Archeology of nomadic pastoralism in Mongolia

The project directed by Natalia Égüez from the University of La Laguna (Tenerife) is a collaboration between this institution, the National Museum of Mongolia and the Institut Català d'Arqueologia Clàssica (ICAC) in Tarragona. In addition, researchers from the Milà i Fontanals Institution for Research in Humanities of the Higher Council for Scientific Research (IMF-CSIC) in Barcelona, ​​Western Kentucky University (USA) and the University of Oulu (Finland) participate.

Mongolia is a country where half of its population depends directly or indirectly on the pastoralist economy for their subsistence, with seasonal movements as a basic strategy for managing their herds.

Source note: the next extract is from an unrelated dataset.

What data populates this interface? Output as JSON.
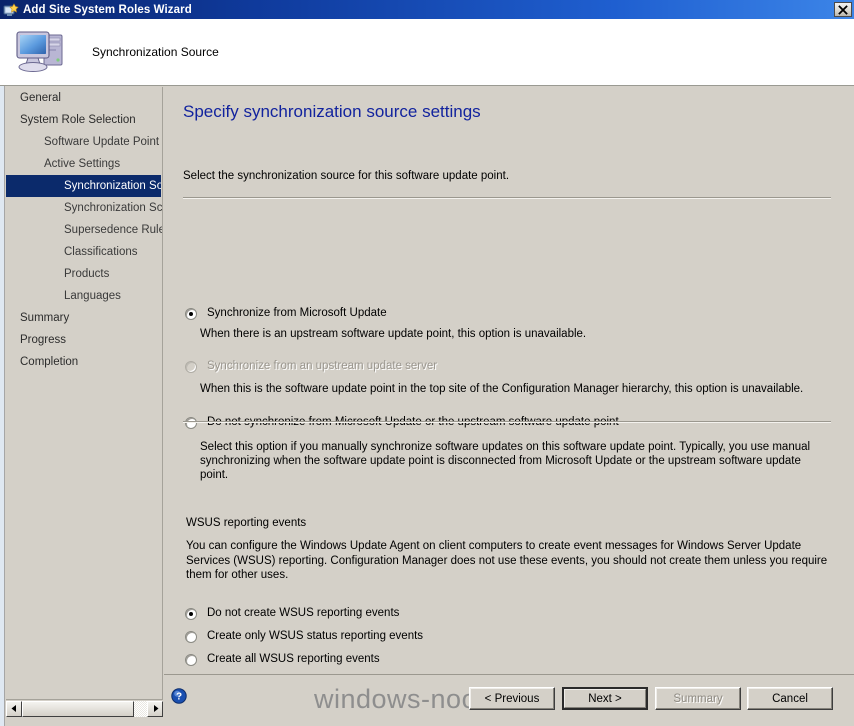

Currently, despite the decrease in nomadic mobility, which has been reduced from 7 or 8 times a year to 3 or 4 in a decade, their lifestyle has not changed for at least five millennia.

The Bronze Age in Mongolia ( 3000-700 BC) It is a period of great social interaction and important transformations, such as the domestication of the horse and the transition to full livestock through the development of mounted grazing. It is at this time that the ceremonial funerary complexes known as Deer Stone Khirigsuur (DSK) emerge, suggesting that it is the nomadic communities that are going to articulate the territory for the first time and build a cultural landscape based on the creation of large funerary monuments. The wide distribution of these monuments indicates a shared knowledge between individuals with a level of intensification and sociopolitical complexity hitherto unknown in the East Asian steppe.

The studies of the DSK complexes They have been studied in relation to their dates and construction methods, but the project seeks to understand the way of life of the people who built them in their precise paleoenvironmental context, to know their livestock practices and their mobility in the territory. First locating and then studying the nomadic camps of the past, the project analyzes the microscopic and molecular remains of the sediments and ceramic fragments recovered through a multiproxy methodology that integrates analyzes such as sediment micromorphology, stable isotopes of compounds, lipid analysis and of carbons and phytoliths. In addition, geospatial studies of the territory are carried out with analysis of satellite images and computational archaeology.

The lack of systematic explorations, partly due to Biased investigations towards funerary contexts have not taken into account the archaeological evidence of domestic spaces. The survey and excavation of domestic camps will provide new data to better understand this period and help contextualize the socioeconomic changes in the everyday world of DSK culture.